OdeToCode IC Logo

GROUP BY and Column Aliases

Monday, April 18, 2005

Here is a subtle bug you can introduce into a query. Let’s pretend we are tracking coffee sales.

CREATE TABLE CoffeeSales

(

    TransactionID int IDENTITY PRIMARY KEY,

    Customer varchar(10) NOT NULL,

    CoffeeType varchar(10) NOT NULL,

    TransactionDate datetime NOT NULL,

    Cost money NOT NULL

)

 

INSERT INTO CoffeeSales

   VALUES('Joe', 'Decaf', '2004-04-17 07:30:00', 2.25)

INSERT INTO CoffeeSales

   VALUES('Joe', 'Decaf', '2004-04-17 09:00:00', 3.25)

INSERT INTO CoffeeSales

   VALUES('Joe', 'Mocha', '2004-04-17 17:00:00', 5.00)

 

INSERT INTO CoffeeSales

   VALUES('Amy', 'Maple', '2004-04-17 15:00:00', 1.25)

INSERT INTO CoffeeSales

   VALUES('Amy', 'Mocha', '2004-04-17 16:00:00', 4.75)

INSERT INTO CoffeeSales

   VALUES('Amy', 'Mocha', '2004-04-17 17:00:00', 3.50)

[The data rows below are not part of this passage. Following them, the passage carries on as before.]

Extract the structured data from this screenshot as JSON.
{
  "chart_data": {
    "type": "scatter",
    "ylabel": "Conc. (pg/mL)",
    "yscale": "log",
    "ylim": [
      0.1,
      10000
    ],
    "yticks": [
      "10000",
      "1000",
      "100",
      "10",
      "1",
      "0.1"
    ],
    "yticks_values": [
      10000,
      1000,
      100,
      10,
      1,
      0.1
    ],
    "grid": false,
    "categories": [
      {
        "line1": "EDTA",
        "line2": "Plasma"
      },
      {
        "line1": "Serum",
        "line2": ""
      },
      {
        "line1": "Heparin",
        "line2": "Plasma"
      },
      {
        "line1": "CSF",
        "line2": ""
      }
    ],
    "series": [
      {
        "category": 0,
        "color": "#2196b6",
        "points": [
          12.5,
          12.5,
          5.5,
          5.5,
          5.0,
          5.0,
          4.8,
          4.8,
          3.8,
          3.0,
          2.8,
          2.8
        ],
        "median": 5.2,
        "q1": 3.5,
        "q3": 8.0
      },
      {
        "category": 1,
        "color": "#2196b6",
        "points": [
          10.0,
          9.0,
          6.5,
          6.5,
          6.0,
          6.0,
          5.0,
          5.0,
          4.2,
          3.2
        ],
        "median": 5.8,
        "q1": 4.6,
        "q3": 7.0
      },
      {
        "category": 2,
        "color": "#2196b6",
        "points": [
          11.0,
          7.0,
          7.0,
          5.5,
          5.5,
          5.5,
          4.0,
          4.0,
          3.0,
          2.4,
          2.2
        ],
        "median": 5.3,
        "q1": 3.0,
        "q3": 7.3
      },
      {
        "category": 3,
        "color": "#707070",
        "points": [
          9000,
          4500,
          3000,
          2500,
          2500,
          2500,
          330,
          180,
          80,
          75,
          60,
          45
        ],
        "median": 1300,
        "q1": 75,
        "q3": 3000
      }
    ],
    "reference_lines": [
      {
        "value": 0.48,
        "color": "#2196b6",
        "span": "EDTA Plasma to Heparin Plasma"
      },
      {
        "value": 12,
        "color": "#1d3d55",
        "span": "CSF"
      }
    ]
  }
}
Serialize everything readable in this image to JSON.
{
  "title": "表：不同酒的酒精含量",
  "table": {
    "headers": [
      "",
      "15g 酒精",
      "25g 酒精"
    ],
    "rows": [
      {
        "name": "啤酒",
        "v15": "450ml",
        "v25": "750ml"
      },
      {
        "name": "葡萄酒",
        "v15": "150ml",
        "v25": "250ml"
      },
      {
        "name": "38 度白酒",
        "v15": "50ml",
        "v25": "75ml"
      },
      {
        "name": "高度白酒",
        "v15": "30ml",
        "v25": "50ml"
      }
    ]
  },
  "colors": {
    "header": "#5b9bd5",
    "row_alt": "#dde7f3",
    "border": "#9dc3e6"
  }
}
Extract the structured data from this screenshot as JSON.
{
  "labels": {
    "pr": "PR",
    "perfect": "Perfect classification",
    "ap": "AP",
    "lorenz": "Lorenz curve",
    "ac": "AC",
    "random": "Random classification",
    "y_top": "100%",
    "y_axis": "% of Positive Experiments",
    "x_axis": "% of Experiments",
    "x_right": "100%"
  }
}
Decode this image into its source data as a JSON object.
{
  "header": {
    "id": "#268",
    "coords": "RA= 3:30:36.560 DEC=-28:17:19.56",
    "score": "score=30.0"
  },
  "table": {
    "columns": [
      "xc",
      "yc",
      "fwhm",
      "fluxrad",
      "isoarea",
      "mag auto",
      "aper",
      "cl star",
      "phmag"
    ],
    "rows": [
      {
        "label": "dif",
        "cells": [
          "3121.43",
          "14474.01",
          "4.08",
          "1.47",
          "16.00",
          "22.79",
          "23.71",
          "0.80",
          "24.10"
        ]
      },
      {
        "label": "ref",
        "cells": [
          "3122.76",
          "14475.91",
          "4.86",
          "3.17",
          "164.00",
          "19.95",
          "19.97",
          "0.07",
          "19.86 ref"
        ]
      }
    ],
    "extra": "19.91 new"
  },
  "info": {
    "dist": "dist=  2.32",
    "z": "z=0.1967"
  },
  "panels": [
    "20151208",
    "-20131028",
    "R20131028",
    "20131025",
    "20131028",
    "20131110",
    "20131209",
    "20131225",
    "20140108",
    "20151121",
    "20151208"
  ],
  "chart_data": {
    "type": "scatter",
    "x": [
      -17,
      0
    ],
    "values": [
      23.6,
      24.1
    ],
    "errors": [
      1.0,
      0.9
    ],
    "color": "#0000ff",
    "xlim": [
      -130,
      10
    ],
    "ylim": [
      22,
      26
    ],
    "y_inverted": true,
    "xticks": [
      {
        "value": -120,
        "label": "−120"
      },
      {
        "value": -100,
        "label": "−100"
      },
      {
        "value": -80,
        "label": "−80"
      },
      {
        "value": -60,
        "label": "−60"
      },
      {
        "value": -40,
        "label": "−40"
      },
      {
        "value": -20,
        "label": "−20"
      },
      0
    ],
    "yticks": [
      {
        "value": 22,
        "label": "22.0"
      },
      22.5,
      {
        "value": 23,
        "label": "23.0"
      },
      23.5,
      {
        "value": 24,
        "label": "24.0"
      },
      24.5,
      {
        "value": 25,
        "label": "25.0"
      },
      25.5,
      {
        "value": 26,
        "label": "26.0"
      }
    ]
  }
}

Here is a query attempting to total up the sales for each customer by coffee type and date.

SELECT

    Customer,

    CoffeeType,

    CONVERT(varchar(10), TransactionDate, 101) AS TransactionDate,

    SUM(Cost) AS TotalCost,

    COUNT(*) AS TotalTransactions

 

FROM

    CoffeeSales

 

GROUP BY

    Customer, CoffeeType, TransactionDate

 

ORDER BY Customer

 

Customer   CoffeeType TransactionDate TotalCost            TotalTransactions

---------- ---------- --------------- --------------------- -----------------

Amy        Maple      04/17/2004      1.2500                1

Amy        Mocha      04/17/2004      4.7500                1

Amy        Mocha      04/17/2004      3.5000                1

Joe        Decaf      04/17/2004      2.2500                1

Joe        Decaf      04/17/2004      3.2500                1

Joe        Mocha      04/17/2004      5.0000                1

We have 6 records, and when eyeballing the resultset we don’t see why Amy’s mocha purchases and Joe’s decaf purchases are not grouping up, after all, the name, coffee type, and transaction date are identical.

To realize what went wrong we have to think about how the database engine executes the query. Records are grouped before the CONVERT expression in the SELECT list executes. We think we are grouping by the converted TransactionDate field used as a column alias, but what SQL is doing is grouping on the raw TransactionDate field from the table, then executing the CONVERT and showing the field as just a date.

A working version follows.

SELECT

    Customer,

    CoffeeType,

    CONVERT(varchar(10), TransactionDate, 101) AS TransactionDate,

    SUM(Cost) AS TotalCost,

    COUNT(*) AS TotalTransactions

 

FROM

    CoffeeSales

 

GROUP BY

    Customer, CoffeeType, CONVERT(varchar(10), TransactionDate, 101)

 

ORDER BY Customer